Ta strona została uwierzytelniona.

— Co to? nie śpisz jeszcze? — zapytał małżonek.
— A gdybym ci powiedziała, że śpię.
— Tobyś skłamała...
— W takim razie, dlaczego pytasz o to, co własnemi oczami widzisz, mądry człowieku?
— Cóż ty robisz?
— Na jarmarku zapytywali o francuskie wino, więc robię francuskie wino. Przyrządzę całą balię tego smaku, podług przepisu mego ojca. Będą mieli doskonały „Lafit“. Ty jutro rano ściągniesz do butelek, zakorkujesz i przylepisz etykiety. Potrafisz?

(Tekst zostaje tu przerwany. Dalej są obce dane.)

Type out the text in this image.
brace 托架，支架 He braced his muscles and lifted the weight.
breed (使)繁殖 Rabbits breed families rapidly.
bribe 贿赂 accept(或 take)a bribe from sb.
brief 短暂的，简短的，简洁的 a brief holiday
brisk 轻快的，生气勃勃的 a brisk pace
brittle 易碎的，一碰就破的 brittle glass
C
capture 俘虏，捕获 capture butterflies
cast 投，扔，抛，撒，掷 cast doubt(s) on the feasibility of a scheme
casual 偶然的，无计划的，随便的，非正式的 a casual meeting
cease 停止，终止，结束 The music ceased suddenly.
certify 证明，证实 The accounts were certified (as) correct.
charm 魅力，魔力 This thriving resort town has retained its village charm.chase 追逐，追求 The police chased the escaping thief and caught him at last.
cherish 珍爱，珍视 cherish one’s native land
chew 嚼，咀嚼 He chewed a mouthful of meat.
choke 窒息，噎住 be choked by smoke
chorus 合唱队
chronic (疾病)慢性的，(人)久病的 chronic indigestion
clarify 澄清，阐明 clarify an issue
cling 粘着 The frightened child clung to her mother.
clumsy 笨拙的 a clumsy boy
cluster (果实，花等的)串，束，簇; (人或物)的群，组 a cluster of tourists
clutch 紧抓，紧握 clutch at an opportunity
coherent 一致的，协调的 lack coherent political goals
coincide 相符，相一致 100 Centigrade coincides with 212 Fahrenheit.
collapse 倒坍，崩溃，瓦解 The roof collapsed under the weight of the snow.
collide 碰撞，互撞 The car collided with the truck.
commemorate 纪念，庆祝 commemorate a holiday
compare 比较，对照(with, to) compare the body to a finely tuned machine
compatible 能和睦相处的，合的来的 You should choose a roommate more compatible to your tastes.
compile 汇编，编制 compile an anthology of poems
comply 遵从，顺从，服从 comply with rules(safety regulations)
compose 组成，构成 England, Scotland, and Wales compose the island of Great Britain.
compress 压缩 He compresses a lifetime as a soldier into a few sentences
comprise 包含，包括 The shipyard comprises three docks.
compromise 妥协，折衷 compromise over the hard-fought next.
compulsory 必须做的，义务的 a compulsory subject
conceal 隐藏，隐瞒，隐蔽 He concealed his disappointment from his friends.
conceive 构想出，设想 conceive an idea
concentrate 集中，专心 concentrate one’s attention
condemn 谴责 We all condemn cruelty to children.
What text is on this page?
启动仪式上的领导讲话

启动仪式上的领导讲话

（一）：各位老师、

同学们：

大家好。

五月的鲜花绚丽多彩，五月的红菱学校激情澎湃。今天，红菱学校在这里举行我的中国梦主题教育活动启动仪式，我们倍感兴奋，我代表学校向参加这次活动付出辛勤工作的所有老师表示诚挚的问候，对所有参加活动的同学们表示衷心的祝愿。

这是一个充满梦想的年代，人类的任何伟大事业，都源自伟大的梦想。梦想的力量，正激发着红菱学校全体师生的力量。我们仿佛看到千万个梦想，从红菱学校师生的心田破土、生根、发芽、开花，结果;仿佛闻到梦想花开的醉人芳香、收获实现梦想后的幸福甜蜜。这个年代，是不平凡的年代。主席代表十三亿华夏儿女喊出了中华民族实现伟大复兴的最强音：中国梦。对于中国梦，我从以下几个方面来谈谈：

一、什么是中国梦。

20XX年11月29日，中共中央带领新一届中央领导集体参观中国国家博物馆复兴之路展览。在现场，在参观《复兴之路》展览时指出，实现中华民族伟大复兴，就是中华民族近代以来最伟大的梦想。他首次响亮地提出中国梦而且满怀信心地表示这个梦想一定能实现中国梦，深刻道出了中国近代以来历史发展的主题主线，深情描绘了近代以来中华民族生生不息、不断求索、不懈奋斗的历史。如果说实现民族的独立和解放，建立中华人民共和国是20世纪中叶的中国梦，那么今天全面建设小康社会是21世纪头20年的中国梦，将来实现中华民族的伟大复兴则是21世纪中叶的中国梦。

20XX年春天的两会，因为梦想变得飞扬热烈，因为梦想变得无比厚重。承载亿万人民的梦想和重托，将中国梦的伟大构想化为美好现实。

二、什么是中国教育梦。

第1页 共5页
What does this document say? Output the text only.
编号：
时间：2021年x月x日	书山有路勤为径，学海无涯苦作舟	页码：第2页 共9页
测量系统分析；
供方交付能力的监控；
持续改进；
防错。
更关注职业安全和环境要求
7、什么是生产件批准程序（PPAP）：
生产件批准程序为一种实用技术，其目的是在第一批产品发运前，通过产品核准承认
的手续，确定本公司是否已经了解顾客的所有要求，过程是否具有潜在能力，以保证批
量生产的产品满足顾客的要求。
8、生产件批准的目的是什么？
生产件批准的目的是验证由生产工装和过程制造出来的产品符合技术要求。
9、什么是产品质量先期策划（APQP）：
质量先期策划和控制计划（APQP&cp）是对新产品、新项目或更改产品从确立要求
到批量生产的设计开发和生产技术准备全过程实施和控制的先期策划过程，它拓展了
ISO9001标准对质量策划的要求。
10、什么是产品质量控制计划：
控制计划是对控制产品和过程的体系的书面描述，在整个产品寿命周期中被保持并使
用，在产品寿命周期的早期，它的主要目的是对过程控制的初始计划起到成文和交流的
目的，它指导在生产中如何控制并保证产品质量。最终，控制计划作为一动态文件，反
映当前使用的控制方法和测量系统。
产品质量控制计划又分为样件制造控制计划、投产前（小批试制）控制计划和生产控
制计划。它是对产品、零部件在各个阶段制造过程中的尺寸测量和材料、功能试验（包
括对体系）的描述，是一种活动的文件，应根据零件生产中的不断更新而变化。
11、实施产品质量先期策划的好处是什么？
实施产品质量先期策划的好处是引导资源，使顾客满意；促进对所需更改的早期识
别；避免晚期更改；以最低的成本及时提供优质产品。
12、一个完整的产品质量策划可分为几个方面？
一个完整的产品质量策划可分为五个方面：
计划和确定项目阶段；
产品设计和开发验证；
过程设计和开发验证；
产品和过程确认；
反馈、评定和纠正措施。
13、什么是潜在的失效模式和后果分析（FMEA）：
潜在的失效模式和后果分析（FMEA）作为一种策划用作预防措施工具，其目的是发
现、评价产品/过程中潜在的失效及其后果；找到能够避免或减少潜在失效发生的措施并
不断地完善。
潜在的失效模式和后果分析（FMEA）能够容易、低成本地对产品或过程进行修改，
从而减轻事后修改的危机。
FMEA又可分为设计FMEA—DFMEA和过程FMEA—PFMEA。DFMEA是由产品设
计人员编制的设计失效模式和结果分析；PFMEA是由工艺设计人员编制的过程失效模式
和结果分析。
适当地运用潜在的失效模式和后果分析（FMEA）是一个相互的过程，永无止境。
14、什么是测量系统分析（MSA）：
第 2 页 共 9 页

— Przecież zawsze to robię.
— No, pamiętaj, że to jest stare wino, przypadkiem nabyte od jednego podupadłego kupca z Warszawy. Mój tate zawsze tak mówił i sprzedawał taki sam interes po dwa ruble butelkę. On mi dał swoje recepty. Do Zatraceńca, jeżeli będzie okazya, jutro, bez żadnego pytania, posyłam dwanaście butelek.
— Dlaczego masz posyłać, czy żądał?
— On nie żądał, ale ja żądam mieć od niego dwadzieścia cztery ruble.
Rzekłszy to, Małka roześmiała się, co zrobiło bardzo przykre wrażenie na mężu.
— Słuchaj, Małciu — rzekł łagodnie — dlaczego ty, gdy mówisz o Zatraceńcu, to zawsze śmiejesz się i jesteś wesoła?